Представляю жизненные перспективы. Если ногу отрежут, то начну работать по свободному графику в метро и электричках. Стану звездой. Придумываю байку для пацанов о том, как в городе, с братвой, попал в засаду и мне отстрелило ногу базукой…
Неожиданно мелькает мысль о том, что утром меня просто никто не заметит и забетонирует.
– Это мы еще посмотрим…
Раньше как-то сообразительностью я не отличался. Откровенно – тупил. И раздражал многих. Был себе на уме. Рисование, стихи, рассказики. Часто тусовался один. Книги читал. В общем, как написал однажды один очень талантливый человек: «Жил как мудак и помер как мудак. Да и хуй с ним».

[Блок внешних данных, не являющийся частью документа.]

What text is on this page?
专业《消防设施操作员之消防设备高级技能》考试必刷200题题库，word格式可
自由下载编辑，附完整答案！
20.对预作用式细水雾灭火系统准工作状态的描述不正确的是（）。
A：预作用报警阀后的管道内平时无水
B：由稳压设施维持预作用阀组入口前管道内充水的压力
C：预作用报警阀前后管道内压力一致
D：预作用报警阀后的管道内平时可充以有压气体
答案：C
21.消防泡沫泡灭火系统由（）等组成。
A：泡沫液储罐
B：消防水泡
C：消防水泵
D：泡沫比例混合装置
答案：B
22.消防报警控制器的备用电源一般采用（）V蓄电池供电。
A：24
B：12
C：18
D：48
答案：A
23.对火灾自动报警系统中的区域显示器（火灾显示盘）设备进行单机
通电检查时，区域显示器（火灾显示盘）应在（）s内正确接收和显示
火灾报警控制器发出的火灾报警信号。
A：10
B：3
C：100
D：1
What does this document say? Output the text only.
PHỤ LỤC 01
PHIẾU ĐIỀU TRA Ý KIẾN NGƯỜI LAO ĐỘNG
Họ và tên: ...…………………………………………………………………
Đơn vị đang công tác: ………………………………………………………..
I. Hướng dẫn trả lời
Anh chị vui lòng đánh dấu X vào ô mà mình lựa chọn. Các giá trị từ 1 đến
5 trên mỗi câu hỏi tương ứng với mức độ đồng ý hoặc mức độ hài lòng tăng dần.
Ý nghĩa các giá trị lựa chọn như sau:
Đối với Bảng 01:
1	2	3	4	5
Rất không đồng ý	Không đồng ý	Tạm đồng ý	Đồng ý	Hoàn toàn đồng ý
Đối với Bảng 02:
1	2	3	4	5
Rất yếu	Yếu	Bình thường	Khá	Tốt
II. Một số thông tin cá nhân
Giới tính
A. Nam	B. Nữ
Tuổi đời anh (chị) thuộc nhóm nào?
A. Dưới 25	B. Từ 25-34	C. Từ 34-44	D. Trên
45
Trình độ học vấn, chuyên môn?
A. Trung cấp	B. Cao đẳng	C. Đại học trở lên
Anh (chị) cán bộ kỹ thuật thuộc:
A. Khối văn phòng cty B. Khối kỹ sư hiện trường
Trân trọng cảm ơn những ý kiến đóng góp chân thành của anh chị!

Многое у меня было через жопу. Теперь же, к 16 годам, я попал в совершенно экстремальную ситуацию. Надо было что-то делать и очень срочно. Тупить не простительно, если я собираюсь жить дальше…
Перед выполнением трюка по собственному спасению, я отчего-то решаю нацарапать что-нибудь важное на стене для потомков и тут же вспоминаю, как однажды в детстве, вытоптал в огромном заснеженном поле большими буквами слово «хуй», чтобы было видно из самолета. Мне тогда лет десять было. В тот момент мне казалось, что главное – не содержание, а масштаб.